Además de por quién es nuestro Dios, que nos ama y se compromete con nosotros, este gozo de fondo lo tenemos también por las cosas que Él ha hecho a nuestro favor: librarnos de la cautividad, que no podíamos ni soñarlo, atrapados e incapacitados para ser libres como estábamos. Por eso, por sorprendente que parezca, puede surgir una genuina alabanza al considerar todas estas cosas, y escapársenos la risa aun en medio de la tristeza y las dificultades, porque nos sentimos amados de una manera tal que no podíamos ni imaginar.
Uno de los hechos que más me llama la atención es que muchos de los más preciosos himnos de adoración han surgido en momentos de intensa prueba y dificultad de sus autores, cuando estaban abrumados por el dolor y sus pérdidas eran humanamente insoportables. Pero… ellos conocían a su Dios, sabían en quién habían creído.

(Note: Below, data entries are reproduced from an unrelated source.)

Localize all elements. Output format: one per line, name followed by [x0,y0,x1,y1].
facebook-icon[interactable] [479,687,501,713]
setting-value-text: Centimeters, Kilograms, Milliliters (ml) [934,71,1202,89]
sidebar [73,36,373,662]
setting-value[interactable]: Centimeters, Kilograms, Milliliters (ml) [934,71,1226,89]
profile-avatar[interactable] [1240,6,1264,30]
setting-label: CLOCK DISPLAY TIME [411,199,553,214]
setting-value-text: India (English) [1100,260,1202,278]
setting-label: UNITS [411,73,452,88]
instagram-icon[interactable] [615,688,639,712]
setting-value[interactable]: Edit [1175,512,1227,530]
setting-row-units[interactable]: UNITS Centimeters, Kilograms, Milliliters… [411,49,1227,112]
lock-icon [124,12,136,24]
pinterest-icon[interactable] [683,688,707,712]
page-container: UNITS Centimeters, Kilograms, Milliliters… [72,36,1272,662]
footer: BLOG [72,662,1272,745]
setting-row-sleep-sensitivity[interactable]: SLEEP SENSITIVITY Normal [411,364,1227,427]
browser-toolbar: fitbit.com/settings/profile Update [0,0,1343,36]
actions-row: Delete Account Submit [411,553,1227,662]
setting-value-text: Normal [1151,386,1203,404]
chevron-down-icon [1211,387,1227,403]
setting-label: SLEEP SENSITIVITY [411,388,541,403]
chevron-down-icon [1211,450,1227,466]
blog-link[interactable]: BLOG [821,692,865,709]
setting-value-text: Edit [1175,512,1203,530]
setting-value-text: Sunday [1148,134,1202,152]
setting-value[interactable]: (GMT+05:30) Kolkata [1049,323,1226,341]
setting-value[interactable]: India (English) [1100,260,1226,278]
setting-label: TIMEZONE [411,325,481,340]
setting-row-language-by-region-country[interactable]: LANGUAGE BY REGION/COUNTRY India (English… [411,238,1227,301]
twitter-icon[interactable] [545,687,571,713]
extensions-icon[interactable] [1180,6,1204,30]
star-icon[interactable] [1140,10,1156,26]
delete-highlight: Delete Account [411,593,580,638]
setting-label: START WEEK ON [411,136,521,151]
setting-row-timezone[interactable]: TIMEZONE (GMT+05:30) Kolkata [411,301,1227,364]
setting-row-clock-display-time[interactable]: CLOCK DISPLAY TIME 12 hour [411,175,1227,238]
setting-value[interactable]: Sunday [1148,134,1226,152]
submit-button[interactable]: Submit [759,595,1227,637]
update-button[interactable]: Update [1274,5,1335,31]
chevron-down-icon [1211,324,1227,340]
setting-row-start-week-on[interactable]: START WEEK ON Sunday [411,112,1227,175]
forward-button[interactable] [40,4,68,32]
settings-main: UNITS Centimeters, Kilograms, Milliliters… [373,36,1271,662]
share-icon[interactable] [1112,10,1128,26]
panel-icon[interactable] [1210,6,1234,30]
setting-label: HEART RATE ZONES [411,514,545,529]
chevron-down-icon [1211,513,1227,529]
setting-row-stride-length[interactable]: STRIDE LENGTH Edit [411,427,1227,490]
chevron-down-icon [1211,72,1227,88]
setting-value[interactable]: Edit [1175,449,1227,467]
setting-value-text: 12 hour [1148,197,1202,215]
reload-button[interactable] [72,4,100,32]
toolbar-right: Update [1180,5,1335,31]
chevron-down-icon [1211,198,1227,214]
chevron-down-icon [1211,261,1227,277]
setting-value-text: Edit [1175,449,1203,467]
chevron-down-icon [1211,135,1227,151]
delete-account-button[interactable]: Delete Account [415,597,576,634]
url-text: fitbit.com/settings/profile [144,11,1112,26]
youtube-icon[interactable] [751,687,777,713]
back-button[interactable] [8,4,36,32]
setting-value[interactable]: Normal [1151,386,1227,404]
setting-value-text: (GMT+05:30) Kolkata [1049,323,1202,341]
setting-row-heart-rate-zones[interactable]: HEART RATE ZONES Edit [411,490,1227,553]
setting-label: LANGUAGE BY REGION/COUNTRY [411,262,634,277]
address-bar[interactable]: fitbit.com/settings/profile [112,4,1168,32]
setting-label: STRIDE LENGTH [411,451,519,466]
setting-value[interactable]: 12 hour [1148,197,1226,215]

También es cierto que cuando nuestra alma está tan lesionada, tan herida que no tenemos ya palabras ni fuerzas para continuar el camino que intuimos que nos queda por delante, la alabanza al Señor es el único bálsamo eficaz para el espíritu, porque al dirigir nuestra mirada hacia Él, su majestad nos desborda. Y entonces, cuando consideramos que se acuerda de nosotros, de nuestras cosas, que se ha perfeccionado a través del sufrimiento obediente para llegar a la cruz que nos salva, ¿qué puede brotar de nuestro corazón sino una gratitud sincera y una adoración rendida, que se expresa en alabanzas?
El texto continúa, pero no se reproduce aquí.